In re Tyler, 149 U. S. 164,
149 U. S.
184.
The state's right to be paid out of the assets prior to other
creditors does not, as pointed out in
In re Tyler, supra
(quoting
Greeley v. Provident Savings Bank, 98 Mo. 458),
arise from an express lien on the assets existing at the time they
passed into the receiver's hands.
State v. Rowse, 49 Mo.
586, 592;
George v. St. Louis Cable & Western Railway
Co., 44 F. 117, 118;
Hamilton
Page 254 U. S. 386
v. David C. Beggs Co., 171 F. 157;
Coy v. Title
Guarantee & Trust Co., 212 F. 520, 523; 220 F. 90. The
right of priority has been likened to an equitable lien.
State
v. Rowse, supra. The analogous preference in payment given to
claims for labor by state statutes, and to which the Bankruptcy Act
gives priority, have been described as being "tantamount" to a
lien.
In re Laird, 109 F. 550, 555;
In re
Bennett, 153 F. 673, 677. The priority is a lien in the broad
sense of that term which includes "those preferred or privileged
claims given by statute or by admiralty law." 2 Bouvier, Law Dict.

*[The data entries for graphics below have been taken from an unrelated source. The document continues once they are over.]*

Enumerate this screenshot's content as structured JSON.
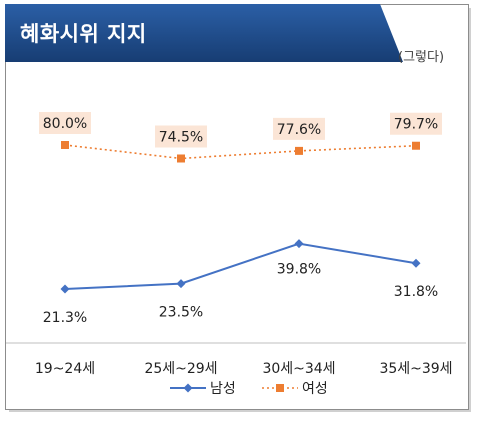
{
  "header": {
    "title": "혜화시위 지지",
    "subtitle": "(그렇다)"
  },
  "colors": {
    "title_bg": "#1f4e8c",
    "male_line": "#4472c4",
    "female_line": "#ed7d31",
    "female_label_bg": "#fbe5d6"
  },
  "chart_data": {
    "type": "line",
    "title": "혜화시위 지지",
    "subtitle": "(그렇다)",
    "categories": [
      "19~24세",
      "25세~29세",
      "30세~34세",
      "35세~39세"
    ],
    "series": [
      {
        "name": "남성",
        "values": [
          21.3,
          23.5,
          39.8,
          31.8
        ],
        "labels": [
          "21.3%",
          "23.5%",
          "39.8%",
          "31.8%"
        ],
        "color": "#4472c4",
        "marker": "diamond",
        "line_style": "solid"
      },
      {
        "name": "여성",
        "values": [
          80.0,
          74.5,
          77.6,
          79.7
        ],
        "labels": [
          "80.0%",
          "74.5%",
          "77.6%",
          "79.7%"
        ],
        "color": "#ed7d31",
        "marker": "square",
        "line_style": "dotted"
      }
    ],
    "ylim": [
      0,
      100
    ],
    "grid": false,
    "legend": "bottom"
  }
}
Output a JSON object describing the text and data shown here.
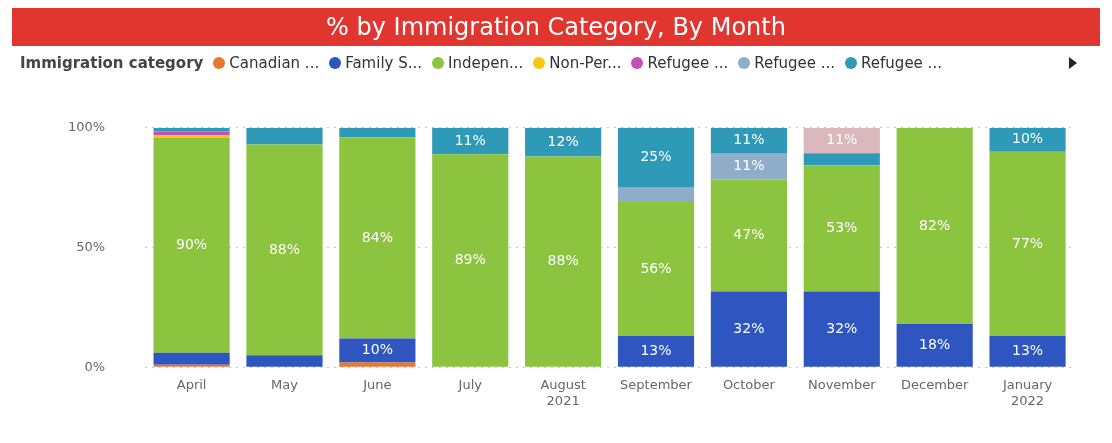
{
  "chart_data": {
    "type": "bar",
    "title": "% by Immigration Category, By Month",
    "legend_title": "Immigration category",
    "categories": [
      "April",
      "May",
      "June",
      "July",
      "August\n2021",
      "September",
      "October",
      "November",
      "December",
      "January\n2022"
    ],
    "stacked": true,
    "ylim": [
      0,
      100
    ],
    "yticks": [
      {
        "value": 0,
        "label": "0%"
      },
      {
        "value": 50,
        "label": "50%"
      },
      {
        "value": 100,
        "label": "100%"
      }
    ],
    "grid": "y",
    "legend": "top left",
    "series": [
      {
        "name": "Canadian ...",
        "color": "#e8772e",
        "values": [
          1,
          0,
          2,
          0,
          0,
          0,
          0,
          0,
          0,
          0
        ],
        "value_labels": [
          null,
          null,
          null,
          null,
          null,
          null,
          null,
          null,
          null,
          null
        ]
      },
      {
        "name": "Family S...",
        "color": "#2f55c0",
        "values": [
          5,
          5,
          10,
          0,
          0,
          13,
          31.6,
          31.6,
          18,
          13
        ],
        "value_labels": [
          null,
          null,
          "10%",
          null,
          null,
          "13%",
          "32%",
          "32%",
          "18%",
          "13%"
        ]
      },
      {
        "name": "Indepen...",
        "color": "#8cc43f",
        "values": [
          90,
          88,
          84,
          89,
          88,
          56,
          46.8,
          52.8,
          82,
          77
        ],
        "value_labels": [
          "90%",
          "88%",
          "84%",
          "89%",
          "88%",
          "56%",
          "47%",
          "53%",
          "82%",
          "77%"
        ]
      },
      {
        "name": "Non-Per...",
        "color": "#f9c80e",
        "values": [
          1,
          0,
          0,
          0,
          0,
          0,
          0,
          0,
          0,
          0
        ],
        "value_labels": [
          null,
          null,
          null,
          null,
          null,
          null,
          null,
          null,
          null,
          null
        ]
      },
      {
        "name": "Refugee ...",
        "color": "#c44fb8",
        "values": [
          1.5,
          0,
          0,
          0,
          0,
          0,
          0,
          0,
          0,
          0
        ],
        "value_labels": [
          null,
          null,
          null,
          null,
          null,
          null,
          null,
          null,
          null,
          null
        ]
      },
      {
        "name": "Refugee ...",
        "color": "#8fadc9",
        "values": [
          0,
          0,
          0,
          0,
          0,
          6,
          10.8,
          0,
          0,
          0
        ],
        "value_labels": [
          null,
          null,
          null,
          null,
          null,
          null,
          "11%",
          null,
          null,
          null
        ]
      },
      {
        "name": "Refugee ...",
        "color": "#2e9ab8",
        "values": [
          1.5,
          7,
          4,
          11,
          12,
          25,
          10.8,
          5,
          0,
          10
        ],
        "value_labels": [
          null,
          null,
          null,
          "11%",
          "12%",
          "25%",
          "11%",
          null,
          null,
          "10%"
        ]
      },
      {
        "color": "#dbb8bc",
        "values": [
          0,
          0,
          0,
          0,
          0,
          0,
          0,
          10.6,
          0,
          0
        ],
        "value_labels": [
          null,
          null,
          null,
          null,
          null,
          null,
          null,
          "11%",
          null,
          null
        ]
      }
    ]
  }
}
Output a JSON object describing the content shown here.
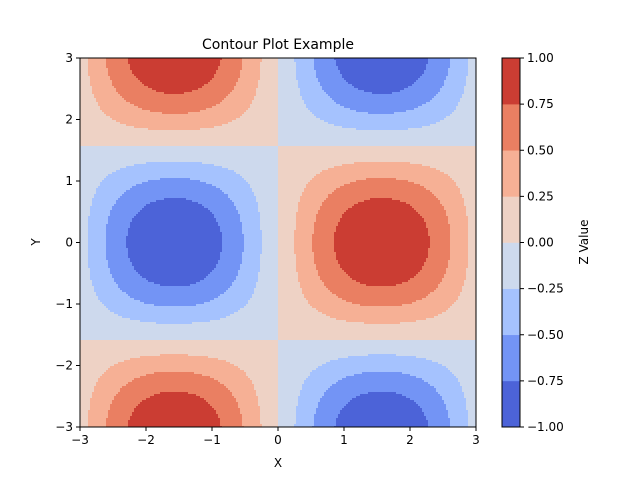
{
  "chart_data": {
    "type": "heatmap",
    "subtype": "filled-contour",
    "title": "Contour Plot Example",
    "xlabel": "X",
    "ylabel": "Y",
    "xlim": [
      -3,
      3
    ],
    "ylim": [
      -3,
      3
    ],
    "x_ticks": [
      -3,
      -2,
      -1,
      0,
      1,
      2,
      3
    ],
    "y_ticks": [
      -3,
      -2,
      -1,
      0,
      1,
      2,
      3
    ],
    "x_tick_labels": [
      "−3",
      "−2",
      "−1",
      "0",
      "1",
      "2",
      "3"
    ],
    "y_tick_labels": [
      "−3",
      "−2",
      "−1",
      "0",
      "1",
      "2",
      "3"
    ],
    "function": "z = sin(x) * cos(y)",
    "levels": [
      -1.0,
      -0.75,
      -0.5,
      -0.25,
      0.0,
      0.25,
      0.5,
      0.75,
      1.0
    ],
    "colors": [
      "#4c63d8",
      "#7394f5",
      "#a5c2fe",
      "#cdd9ed",
      "#eed2c5",
      "#f6b095",
      "#ea7f62",
      "#cb3d33"
    ],
    "grid": false,
    "colorbar": {
      "label": "Z Value",
      "ticks": [
        -1.0,
        -0.75,
        -0.5,
        -0.25,
        0.0,
        0.25,
        0.5,
        0.75,
        1.0
      ],
      "tick_labels": [
        "−1.00",
        "−0.75",
        "−0.50",
        "−0.25",
        "0.00",
        "0.25",
        "0.50",
        "0.75",
        "1.00"
      ],
      "placement": "right"
    }
  }
}
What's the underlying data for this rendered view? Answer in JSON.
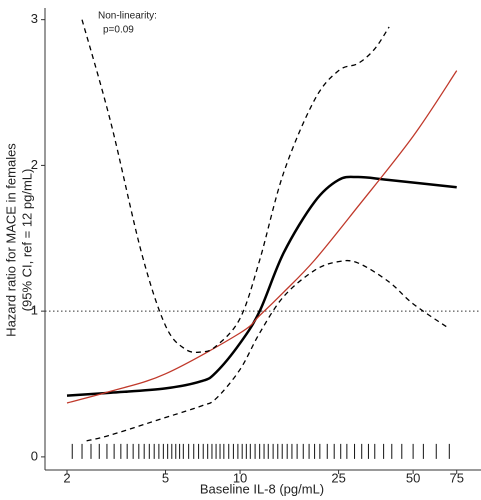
{
  "chart_data": {
    "type": "line",
    "annotation": [
      "Non-linearity:",
      "p=0.09"
    ],
    "xlabel": "Baseline IL-8 (pg/mL)",
    "ylabel": [
      "Hazard ratio for MACE in females",
      "(95% CI, ref = 12 pg/mL)"
    ],
    "xscale": "log",
    "xlim": [
      1.63,
      94
    ],
    "ylim": [
      -0.09,
      3.08
    ],
    "xticks": [
      2,
      5,
      10,
      25,
      50,
      75
    ],
    "yticks": [
      0,
      1,
      2,
      3
    ],
    "hline": 1,
    "series": [
      {
        "color": "#000000",
        "style": "solid",
        "width": 2.5,
        "x": [
          2,
          3,
          5,
          7,
          8,
          10,
          12,
          15,
          20,
          25,
          30,
          40,
          75
        ],
        "values": [
          0.42,
          0.44,
          0.47,
          0.52,
          0.58,
          0.78,
          1.0,
          1.4,
          1.75,
          1.9,
          1.92,
          1.9,
          1.85
        ]
      },
      {
        "color": "#c0392b",
        "style": "solid",
        "width": 1.3,
        "x": [
          2,
          3,
          5,
          10,
          12,
          15,
          20,
          30,
          50,
          75
        ],
        "values": [
          0.37,
          0.45,
          0.57,
          0.85,
          0.97,
          1.13,
          1.35,
          1.72,
          2.2,
          2.65
        ]
      },
      {
        "color": "#000000",
        "style": "dashed",
        "width": 1.3,
        "x": [
          2.3,
          3,
          4,
          5,
          6,
          7,
          8,
          10,
          12,
          15,
          20,
          25,
          30,
          35,
          40
        ],
        "values": [
          3.0,
          2.3,
          1.4,
          0.9,
          0.74,
          0.72,
          0.76,
          0.95,
          1.35,
          1.95,
          2.45,
          2.65,
          2.7,
          2.8,
          2.95
        ]
      },
      {
        "color": "#000000",
        "style": "dashed",
        "width": 1.3,
        "x": [
          2.4,
          3,
          5,
          7,
          8,
          10,
          12,
          15,
          20,
          25,
          30,
          40,
          50,
          70
        ],
        "values": [
          0.11,
          0.15,
          0.27,
          0.35,
          0.4,
          0.6,
          0.85,
          1.1,
          1.28,
          1.34,
          1.33,
          1.2,
          1.05,
          0.88
        ]
      }
    ],
    "rug": [
      2.1,
      2.3,
      2.5,
      2.7,
      2.9,
      3.1,
      3.3,
      3.5,
      3.7,
      3.9,
      4.1,
      4.3,
      4.5,
      4.7,
      4.9,
      5.1,
      5.3,
      5.5,
      5.7,
      5.9,
      6.2,
      6.5,
      6.8,
      7.1,
      7.4,
      7.7,
      8,
      8.3,
      8.6,
      9,
      9.4,
      9.8,
      10.2,
      10.6,
      11,
      11.5,
      12,
      12.5,
      13,
      13.6,
      14.2,
      14.8,
      15.5,
      16.2,
      17,
      18,
      19,
      20,
      21,
      22.5,
      24,
      25.5,
      27,
      29,
      31,
      33,
      35,
      38,
      41,
      45,
      50,
      55,
      62,
      70
    ]
  }
}
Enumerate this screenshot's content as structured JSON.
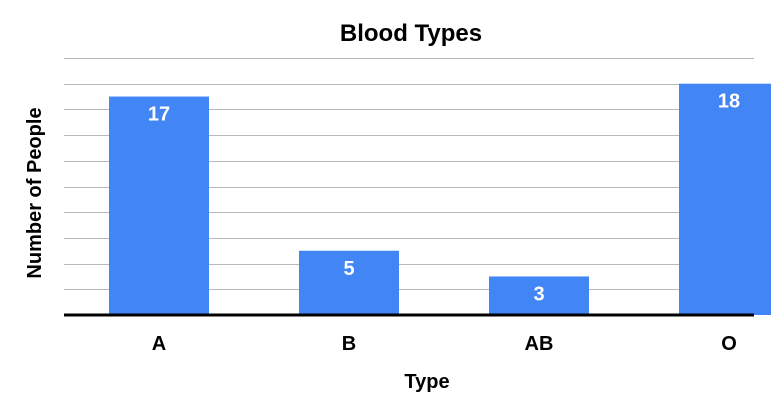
{
  "chart_data": {
    "type": "bar",
    "title": "Blood Types",
    "xlabel": "Type",
    "ylabel": "Number of People",
    "categories": [
      "A",
      "B",
      "AB",
      "O"
    ],
    "values": [
      17,
      5,
      3,
      18
    ],
    "data_labels": [
      "17",
      "5",
      "3",
      "18"
    ],
    "ylim": [
      0,
      20
    ],
    "grid": true,
    "show_y_tick_labels": false,
    "legend": "none",
    "colors": {
      "bar": "#4285f4",
      "grid": "#b7b7b7",
      "axis": "#000000",
      "data_label": "#ffffff"
    }
  }
}
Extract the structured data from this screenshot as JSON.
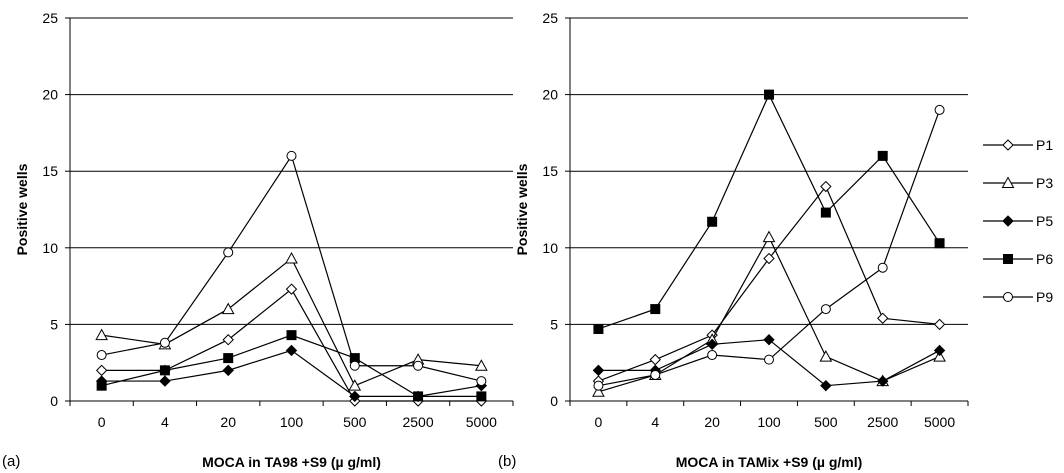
{
  "chart_data": [
    {
      "type": "line",
      "panel_label": "(a)",
      "xlabel": "MOCA in TA98 +S9 (µ g/ml)",
      "ylabel": "Positive wells",
      "categories": [
        "0",
        "4",
        "20",
        "100",
        "500",
        "2500",
        "5000"
      ],
      "ylim": [
        0,
        25
      ],
      "yticks": [
        "0",
        "5",
        "10",
        "15",
        "20",
        "25"
      ],
      "grid": "horizontal",
      "series": [
        {
          "name": "P1",
          "marker": "diamond-open",
          "values": [
            2.0,
            2.0,
            4.0,
            7.3,
            0.0,
            0.0,
            0.0
          ]
        },
        {
          "name": "P3",
          "marker": "triangle-open",
          "values": [
            4.3,
            3.7,
            6.0,
            9.3,
            1.0,
            2.7,
            2.3
          ]
        },
        {
          "name": "P5",
          "marker": "diamond-filled",
          "values": [
            1.3,
            1.3,
            2.0,
            3.3,
            0.3,
            0.3,
            1.0
          ]
        },
        {
          "name": "P6",
          "marker": "square-filled",
          "values": [
            1.0,
            2.0,
            2.8,
            4.3,
            2.8,
            0.3,
            0.3
          ]
        },
        {
          "name": "P9",
          "marker": "circle-open",
          "values": [
            3.0,
            3.8,
            9.7,
            16.0,
            2.3,
            2.3,
            1.3
          ]
        }
      ]
    },
    {
      "type": "line",
      "panel_label": "(b)",
      "xlabel": "MOCA in TAMix +S9 (µ g/ml)",
      "ylabel": "Positive wells",
      "categories": [
        "0",
        "4",
        "20",
        "100",
        "500",
        "2500",
        "5000"
      ],
      "ylim": [
        0,
        25
      ],
      "yticks": [
        "0",
        "5",
        "10",
        "15",
        "20",
        "25"
      ],
      "grid": "horizontal",
      "series": [
        {
          "name": "P1",
          "marker": "diamond-open",
          "values": [
            1.3,
            2.7,
            4.3,
            9.3,
            14.0,
            5.4,
            5.0
          ]
        },
        {
          "name": "P3",
          "marker": "triangle-open",
          "values": [
            0.6,
            1.7,
            4.0,
            10.7,
            2.9,
            1.3,
            2.9
          ]
        },
        {
          "name": "P5",
          "marker": "diamond-filled",
          "values": [
            2.0,
            2.0,
            3.7,
            4.0,
            1.0,
            1.3,
            3.3
          ]
        },
        {
          "name": "P6",
          "marker": "square-filled",
          "values": [
            4.7,
            6.0,
            11.7,
            20.0,
            12.3,
            16.0,
            10.3
          ]
        },
        {
          "name": "P9",
          "marker": "circle-open",
          "values": [
            1.0,
            1.7,
            3.0,
            2.7,
            6.0,
            8.7,
            19.0
          ]
        }
      ]
    }
  ],
  "legend": {
    "placement": "right",
    "items": [
      "P1",
      "P3",
      "P5",
      "P6",
      "P9"
    ]
  }
}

(15th ed. 1883) 88. The prerogative right of the state resembles
the privilege accorded by the civil law of Louisiana to certain
classes of debts which it was assumed in
Burdon Central Sugar
Refining Co. v. Payne, 167 U. S. 127,
would be enforced against property in the custody of a receiver
appointed by a federal court. The fact that the right rests on the
common law independently of any statute does not, of course, affect
the right of enforcement in the federal courts.
City of Richmond v. Bird, 249 U.
S. 174, relied upon by the petitioner, is not in point.
The city sought there in vain to have taxes declared payable out of
the bankrupt's assets in preference to the claim of the landlord
thereon which was secured by a specific lien arising upon
distraint. This Court held that the city did not have such superior
right, since neither the laws of the United States nor those of
Virginia accorded such priority. Here, it is not sought to gain
priority over a lien existing at the time when the receiver was
appointed, and the priority over unsecured creditors is granted by
the common law of New York.
Affirmed.
[
Footnote 1]
See, in addition to cases cited in the text,
Matter
of Receivership of Columbian Insurance Co., 3 Abb.Dec. 239,
242 (1866);
Central Trust Co. v. New York City & Northern
R. Co., 110 N.Y. 250, 259;
Matter of Atlas Iron
Construction Co., 19 App.Div. 415, 419 (1897);
Matter of
Niederstein, 154 App.Div. 238, 246, 138 N.Y.Supp. 952 (1912);
Matter of Wesley, 156 App.Div. 403, 405 (1913);
People v.
Surety Co., 158 App.Div. 647, 650 (1913);
Mixter v. Mohawk
Clothing Co., Inc., 155 N.Y.S. 647 (1915).
[
Footnote 2]
See Matter of Niederstein, 154 App.Div. 238, 244-246;
Matter of Wesley, 156 App.Div. 403, 405.